The Sigma DP2s follows hot on the heels of the DP2, and promises a fantastic image quality and improvements on its predecessor. Does it succeed?
Sigma DP2s Review
Sigma DP2s Review
There has been a trend in recent years for large-scale sensors in compact cameras, and one of the first models to combine the two is the Sigma’s DP model, starting with the DP1 and continuing with the DP2 and, most recently, the new DP2s. The model features a 14MP Foveon sensor, comprising of three layers, each possessing 4.69 million pixels. The camera is also fairly unique insofar that it has a fixes focal length lens – while this is restrictive in that it has no zoom, optical quality benefits from the 41mm fixes lens and f/2.8 maximum aperture. Other features of the specification include ISO performance of between 100-800 in standard JPEG capture, which extends up to ISO 1600 and 3200 in Raw capture mode.
Outside of the sensor and fixed focal length, the model also features the expandability of an additional optical viewfinder and flash through the model’s hotshoe. The DP2 features a fairly standard 2.5in LCD screen, with resolution 230k pixels, as well as an on-board pop-up flash. The dimensions of the DP2 fit in well with its advanced compact peers, measuring in at 113 x 60 x 56mm, and weighing it 280g.
In fact, a whole host of the specification is almost identical to its predecessor – the only difference between the pair is that the DP2s features a new AF algorithm which promises faster AF performance, as well as a new battery-enhancing power save mode and ‘redesigned rear panel’, which essentially now features buttons marked in eye-catching red, as opposed to plain black.

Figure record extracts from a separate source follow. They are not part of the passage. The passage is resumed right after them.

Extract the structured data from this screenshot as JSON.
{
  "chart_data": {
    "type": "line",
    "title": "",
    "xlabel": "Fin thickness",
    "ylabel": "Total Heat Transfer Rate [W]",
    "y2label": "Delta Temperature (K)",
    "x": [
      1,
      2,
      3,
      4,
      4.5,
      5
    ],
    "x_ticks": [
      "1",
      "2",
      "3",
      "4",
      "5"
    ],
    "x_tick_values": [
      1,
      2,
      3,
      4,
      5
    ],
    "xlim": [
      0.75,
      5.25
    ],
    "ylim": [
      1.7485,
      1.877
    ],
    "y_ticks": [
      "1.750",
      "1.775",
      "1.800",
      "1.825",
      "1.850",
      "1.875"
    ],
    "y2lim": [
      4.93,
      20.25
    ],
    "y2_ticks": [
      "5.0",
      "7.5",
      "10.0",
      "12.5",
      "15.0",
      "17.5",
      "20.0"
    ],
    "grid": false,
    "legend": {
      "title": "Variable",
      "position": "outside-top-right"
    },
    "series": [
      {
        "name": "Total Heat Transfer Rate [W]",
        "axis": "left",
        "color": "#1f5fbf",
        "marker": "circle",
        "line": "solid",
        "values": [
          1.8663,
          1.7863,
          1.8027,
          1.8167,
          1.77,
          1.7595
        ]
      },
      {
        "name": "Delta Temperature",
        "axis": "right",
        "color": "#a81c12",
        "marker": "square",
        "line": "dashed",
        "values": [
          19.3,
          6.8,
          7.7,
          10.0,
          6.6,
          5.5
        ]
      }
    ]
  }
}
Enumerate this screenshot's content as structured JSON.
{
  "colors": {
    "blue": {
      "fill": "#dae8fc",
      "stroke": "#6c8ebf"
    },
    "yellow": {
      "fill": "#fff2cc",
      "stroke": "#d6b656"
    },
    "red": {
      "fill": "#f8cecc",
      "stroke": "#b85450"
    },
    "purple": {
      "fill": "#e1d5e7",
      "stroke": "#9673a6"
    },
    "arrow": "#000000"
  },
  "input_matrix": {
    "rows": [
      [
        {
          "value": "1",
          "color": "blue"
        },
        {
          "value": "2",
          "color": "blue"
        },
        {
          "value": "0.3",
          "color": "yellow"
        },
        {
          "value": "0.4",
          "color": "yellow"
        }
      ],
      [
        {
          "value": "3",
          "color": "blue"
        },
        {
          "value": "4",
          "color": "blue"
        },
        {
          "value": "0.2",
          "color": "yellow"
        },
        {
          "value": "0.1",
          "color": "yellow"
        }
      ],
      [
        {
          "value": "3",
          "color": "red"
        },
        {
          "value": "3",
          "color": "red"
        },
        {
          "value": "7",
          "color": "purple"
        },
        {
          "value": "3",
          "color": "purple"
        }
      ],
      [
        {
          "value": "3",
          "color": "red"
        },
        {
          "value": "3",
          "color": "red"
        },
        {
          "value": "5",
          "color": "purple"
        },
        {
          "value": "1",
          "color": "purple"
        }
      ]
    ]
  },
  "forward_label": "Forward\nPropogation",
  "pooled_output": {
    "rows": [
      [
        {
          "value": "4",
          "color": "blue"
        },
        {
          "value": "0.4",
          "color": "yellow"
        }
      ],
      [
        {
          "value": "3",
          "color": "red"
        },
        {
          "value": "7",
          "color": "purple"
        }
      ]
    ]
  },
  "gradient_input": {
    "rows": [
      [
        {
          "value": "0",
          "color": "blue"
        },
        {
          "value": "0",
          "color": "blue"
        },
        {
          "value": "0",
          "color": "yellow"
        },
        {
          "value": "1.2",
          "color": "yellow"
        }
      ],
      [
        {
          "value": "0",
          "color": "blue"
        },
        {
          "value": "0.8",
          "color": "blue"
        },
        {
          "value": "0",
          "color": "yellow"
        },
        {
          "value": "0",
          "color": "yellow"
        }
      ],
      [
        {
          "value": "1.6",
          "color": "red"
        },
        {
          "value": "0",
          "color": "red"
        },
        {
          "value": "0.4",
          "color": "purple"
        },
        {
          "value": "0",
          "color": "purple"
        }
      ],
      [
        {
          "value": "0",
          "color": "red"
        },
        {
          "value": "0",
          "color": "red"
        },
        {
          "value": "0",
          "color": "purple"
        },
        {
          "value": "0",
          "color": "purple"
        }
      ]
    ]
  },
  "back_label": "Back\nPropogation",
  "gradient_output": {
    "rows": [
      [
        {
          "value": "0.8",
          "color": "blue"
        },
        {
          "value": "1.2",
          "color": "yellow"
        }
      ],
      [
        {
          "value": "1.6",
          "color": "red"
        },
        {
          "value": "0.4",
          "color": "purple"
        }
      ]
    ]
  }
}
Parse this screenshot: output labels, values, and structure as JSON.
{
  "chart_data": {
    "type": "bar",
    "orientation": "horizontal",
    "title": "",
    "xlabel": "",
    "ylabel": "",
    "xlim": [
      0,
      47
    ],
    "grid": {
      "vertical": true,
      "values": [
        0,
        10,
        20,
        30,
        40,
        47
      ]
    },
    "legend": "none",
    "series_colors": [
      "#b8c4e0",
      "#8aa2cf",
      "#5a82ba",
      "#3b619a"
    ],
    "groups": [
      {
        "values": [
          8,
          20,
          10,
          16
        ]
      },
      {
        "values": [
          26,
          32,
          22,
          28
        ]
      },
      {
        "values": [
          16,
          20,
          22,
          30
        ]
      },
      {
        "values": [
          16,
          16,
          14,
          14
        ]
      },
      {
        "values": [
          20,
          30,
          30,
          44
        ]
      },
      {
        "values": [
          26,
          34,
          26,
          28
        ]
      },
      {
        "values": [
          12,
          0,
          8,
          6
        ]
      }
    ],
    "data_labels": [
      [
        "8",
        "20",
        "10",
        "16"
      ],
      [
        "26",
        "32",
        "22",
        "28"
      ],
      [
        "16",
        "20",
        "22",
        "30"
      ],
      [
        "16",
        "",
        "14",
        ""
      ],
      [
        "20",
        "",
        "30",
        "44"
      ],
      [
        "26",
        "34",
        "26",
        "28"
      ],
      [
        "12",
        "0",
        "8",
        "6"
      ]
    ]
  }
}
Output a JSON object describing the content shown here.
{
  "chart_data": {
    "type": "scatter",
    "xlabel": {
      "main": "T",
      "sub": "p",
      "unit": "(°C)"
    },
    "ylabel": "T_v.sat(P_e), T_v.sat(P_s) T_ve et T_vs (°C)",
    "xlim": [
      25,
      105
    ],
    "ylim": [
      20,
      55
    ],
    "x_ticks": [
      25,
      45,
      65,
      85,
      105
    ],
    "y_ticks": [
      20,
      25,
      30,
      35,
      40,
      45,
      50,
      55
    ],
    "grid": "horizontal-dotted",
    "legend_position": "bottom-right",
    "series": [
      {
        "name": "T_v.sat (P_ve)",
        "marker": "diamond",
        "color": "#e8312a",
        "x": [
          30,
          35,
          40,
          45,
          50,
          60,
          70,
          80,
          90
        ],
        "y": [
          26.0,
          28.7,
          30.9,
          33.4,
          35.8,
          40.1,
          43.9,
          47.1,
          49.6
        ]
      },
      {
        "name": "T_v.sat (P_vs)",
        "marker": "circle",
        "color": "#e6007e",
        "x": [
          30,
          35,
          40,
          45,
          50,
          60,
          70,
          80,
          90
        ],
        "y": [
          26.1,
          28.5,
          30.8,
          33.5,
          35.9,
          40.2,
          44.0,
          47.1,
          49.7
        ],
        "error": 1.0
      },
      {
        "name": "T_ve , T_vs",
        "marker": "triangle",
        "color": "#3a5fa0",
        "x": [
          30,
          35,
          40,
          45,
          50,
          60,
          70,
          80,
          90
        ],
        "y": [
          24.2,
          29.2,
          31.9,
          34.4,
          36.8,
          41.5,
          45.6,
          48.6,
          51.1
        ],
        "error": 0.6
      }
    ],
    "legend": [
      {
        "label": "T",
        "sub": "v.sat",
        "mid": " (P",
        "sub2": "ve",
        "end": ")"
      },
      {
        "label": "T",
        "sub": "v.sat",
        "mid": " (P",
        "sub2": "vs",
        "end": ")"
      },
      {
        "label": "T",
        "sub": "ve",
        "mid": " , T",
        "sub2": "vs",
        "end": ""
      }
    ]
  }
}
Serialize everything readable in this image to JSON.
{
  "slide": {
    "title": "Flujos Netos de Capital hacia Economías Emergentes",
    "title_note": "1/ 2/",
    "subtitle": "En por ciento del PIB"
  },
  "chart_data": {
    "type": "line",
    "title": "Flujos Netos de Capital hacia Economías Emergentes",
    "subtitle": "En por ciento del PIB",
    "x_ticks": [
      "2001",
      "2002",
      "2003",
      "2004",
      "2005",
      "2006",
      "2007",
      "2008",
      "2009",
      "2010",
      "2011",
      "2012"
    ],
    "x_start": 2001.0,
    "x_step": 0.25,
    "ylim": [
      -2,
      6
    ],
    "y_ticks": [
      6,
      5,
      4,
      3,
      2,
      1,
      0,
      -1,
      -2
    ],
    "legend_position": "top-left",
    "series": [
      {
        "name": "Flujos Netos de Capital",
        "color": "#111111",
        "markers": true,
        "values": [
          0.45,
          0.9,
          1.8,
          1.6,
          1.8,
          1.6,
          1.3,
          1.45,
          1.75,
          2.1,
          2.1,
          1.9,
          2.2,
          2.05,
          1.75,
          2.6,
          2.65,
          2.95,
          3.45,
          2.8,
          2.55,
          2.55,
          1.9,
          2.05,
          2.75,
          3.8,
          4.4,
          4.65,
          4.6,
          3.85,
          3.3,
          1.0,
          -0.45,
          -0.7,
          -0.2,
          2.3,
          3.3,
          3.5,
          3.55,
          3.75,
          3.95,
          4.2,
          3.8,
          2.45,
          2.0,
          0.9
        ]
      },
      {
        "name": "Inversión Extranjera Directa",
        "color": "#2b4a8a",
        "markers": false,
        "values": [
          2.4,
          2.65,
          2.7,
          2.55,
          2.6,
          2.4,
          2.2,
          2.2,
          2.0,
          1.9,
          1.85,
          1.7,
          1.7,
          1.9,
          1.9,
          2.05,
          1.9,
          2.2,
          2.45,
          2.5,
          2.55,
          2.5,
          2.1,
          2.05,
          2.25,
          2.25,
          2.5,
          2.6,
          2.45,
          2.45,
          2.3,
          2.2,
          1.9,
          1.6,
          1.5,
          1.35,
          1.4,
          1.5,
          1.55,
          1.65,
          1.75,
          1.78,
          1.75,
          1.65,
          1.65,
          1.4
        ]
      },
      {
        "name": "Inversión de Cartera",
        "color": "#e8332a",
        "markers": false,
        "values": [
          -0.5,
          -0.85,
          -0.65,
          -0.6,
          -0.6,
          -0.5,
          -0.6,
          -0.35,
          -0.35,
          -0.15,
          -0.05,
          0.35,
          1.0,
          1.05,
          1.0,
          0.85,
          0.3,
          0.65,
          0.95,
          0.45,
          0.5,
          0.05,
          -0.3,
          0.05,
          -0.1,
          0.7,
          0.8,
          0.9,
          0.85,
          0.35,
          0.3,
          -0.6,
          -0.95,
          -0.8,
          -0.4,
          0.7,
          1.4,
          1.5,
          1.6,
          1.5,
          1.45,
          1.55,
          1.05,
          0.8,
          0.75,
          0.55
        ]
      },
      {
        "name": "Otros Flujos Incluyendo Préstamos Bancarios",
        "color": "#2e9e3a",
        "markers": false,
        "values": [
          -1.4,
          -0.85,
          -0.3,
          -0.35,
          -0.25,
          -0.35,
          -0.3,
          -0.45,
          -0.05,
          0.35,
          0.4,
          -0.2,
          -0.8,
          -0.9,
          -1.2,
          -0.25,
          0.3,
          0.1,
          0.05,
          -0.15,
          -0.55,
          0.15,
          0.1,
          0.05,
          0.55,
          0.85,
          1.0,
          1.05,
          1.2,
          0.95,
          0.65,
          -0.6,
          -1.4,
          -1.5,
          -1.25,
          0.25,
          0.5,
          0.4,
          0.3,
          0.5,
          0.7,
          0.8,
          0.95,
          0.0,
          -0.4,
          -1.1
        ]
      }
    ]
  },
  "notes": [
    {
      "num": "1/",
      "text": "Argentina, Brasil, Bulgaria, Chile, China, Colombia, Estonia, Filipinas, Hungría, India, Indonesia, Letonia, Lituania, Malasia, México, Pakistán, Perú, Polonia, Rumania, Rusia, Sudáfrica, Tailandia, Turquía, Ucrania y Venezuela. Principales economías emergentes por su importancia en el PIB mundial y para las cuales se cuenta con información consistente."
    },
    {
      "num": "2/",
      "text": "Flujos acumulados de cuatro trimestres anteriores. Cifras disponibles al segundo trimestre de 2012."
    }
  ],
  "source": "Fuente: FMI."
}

With regards to performance, the DP2s is definitely an improvement on its predecessor, although it’s still lacking in certain areas – the AF system is definitely improved in speed, though it could still be faster to compete with others. The LCD screen is exactly the same as the previous model, and is definitely an area that could have been improved – far ‘lesser’ compacts have screen of a much better specification.
Images are as impressive as on the predecessor, although no better. A good dynamic range is displayed, as is the tonal range, and very little barrel distortion or fringing is evident due to the fixed lens.
At the price, however, there are many better options on the market.